In one case, court documents show, a doctor whose name was released by the group called Right to Life Michiana was warned by the FBI about a kidnapping threat made online against her daughter.

The threat prompted the doctor to temporarily suspend abortion services at the Whole Woman’s Health Care clinic in South Bend, also named on the Michiana group’s website. The doctor said in the court filing that the clinic regularly attracts large gatherings of protesters who she feared might identify her.
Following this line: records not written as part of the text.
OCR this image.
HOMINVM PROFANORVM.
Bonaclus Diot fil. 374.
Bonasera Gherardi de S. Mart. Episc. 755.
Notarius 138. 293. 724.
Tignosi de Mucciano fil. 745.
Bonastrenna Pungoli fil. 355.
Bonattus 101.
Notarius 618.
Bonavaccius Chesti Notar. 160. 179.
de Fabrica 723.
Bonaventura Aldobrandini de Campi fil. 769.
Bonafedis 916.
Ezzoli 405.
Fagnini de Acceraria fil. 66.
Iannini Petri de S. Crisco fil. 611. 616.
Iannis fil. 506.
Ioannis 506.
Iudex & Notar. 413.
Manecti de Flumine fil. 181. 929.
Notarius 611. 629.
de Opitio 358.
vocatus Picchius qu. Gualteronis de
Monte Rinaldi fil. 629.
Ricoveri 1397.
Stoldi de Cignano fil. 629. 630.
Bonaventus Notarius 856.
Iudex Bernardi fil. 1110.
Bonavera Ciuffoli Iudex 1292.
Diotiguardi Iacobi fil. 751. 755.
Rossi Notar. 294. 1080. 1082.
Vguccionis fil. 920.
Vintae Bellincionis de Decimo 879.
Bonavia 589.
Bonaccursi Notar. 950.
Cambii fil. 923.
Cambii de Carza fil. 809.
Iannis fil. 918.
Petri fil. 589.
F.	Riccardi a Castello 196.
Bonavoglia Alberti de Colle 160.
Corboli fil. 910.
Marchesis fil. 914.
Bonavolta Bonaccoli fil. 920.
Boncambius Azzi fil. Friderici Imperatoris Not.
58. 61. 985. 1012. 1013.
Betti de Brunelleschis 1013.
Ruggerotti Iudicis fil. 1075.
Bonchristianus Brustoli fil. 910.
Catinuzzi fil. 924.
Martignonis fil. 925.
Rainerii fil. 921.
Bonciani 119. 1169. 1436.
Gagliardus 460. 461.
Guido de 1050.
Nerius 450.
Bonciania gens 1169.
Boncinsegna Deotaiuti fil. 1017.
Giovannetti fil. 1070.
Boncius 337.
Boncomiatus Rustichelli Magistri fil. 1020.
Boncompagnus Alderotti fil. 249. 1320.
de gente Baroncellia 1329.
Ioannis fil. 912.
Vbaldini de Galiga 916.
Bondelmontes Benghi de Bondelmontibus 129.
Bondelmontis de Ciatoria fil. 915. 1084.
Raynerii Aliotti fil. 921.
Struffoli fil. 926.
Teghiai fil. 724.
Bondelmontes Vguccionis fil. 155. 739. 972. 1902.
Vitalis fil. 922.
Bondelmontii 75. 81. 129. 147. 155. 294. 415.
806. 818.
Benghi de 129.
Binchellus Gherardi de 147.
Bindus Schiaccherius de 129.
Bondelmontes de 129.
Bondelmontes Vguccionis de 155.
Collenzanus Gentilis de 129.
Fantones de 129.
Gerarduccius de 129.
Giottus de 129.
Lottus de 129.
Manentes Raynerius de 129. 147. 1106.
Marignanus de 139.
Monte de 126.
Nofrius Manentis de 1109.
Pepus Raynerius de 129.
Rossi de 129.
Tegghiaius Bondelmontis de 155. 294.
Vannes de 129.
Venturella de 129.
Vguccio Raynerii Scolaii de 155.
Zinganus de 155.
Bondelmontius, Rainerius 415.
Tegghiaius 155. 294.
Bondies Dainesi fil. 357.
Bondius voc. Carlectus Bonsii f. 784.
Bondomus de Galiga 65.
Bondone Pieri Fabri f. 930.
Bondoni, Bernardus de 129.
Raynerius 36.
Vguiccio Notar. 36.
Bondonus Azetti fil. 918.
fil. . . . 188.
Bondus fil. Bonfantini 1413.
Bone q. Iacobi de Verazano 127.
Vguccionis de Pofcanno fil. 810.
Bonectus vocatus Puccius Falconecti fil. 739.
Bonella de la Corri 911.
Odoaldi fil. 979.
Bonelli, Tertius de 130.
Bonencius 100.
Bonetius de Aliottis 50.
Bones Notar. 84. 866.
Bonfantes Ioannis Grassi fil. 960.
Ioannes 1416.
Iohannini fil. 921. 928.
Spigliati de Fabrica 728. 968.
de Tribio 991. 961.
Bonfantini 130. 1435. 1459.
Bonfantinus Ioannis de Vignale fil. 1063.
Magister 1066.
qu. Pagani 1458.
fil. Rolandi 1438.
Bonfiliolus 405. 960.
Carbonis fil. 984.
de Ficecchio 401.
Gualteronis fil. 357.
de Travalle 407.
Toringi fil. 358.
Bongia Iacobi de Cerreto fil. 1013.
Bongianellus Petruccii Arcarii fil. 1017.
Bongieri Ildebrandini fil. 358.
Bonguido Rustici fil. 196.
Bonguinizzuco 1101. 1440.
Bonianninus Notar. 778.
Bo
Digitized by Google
Barrett signed a two-page ad in 2006, while working as a professor at Notre Dame, stating that those who signed “oppose abortion on demand and defend the right to life from conception to natural death.” The second page of the ad, entitled Roe v Wade, the landmark 1973 decision that legalized abortion, was “barbaric.”

The ad, which was published in the South Bend Tribune and signed by hundreds of people, was sponsored by a group called St. Joseph County Right to Life, which merged with another anti-abortion group in 2020 and is now called Right to Life Michigan.

The Supreme Court is expected to rule on challenges to Roe v. Wade this year, which many court experts expect will affect women’s rights to legal abortions in the United States. In court arguments, Barrett — who said her personal views do not influence her legal judgment — argued that the passage of safe harbor laws, which allow parents to abandon their newborns in hospitals or other designated centers without threat of legal repercussions, had had its effect indeed, women gave options outside of abortion for those who did not want to become parents.

During her confirmation hearing in 2020, Barrett said she signed the ad in private as she made her way out of the church and did not remember signing it until it was published, according to a report in the Guardian.

“It was consistent with the views of my church,” she replied to senators’ questions about the statement. She later added, “I consider my personal, moral, religious views and my duty of administering the law as a judge to be clear.”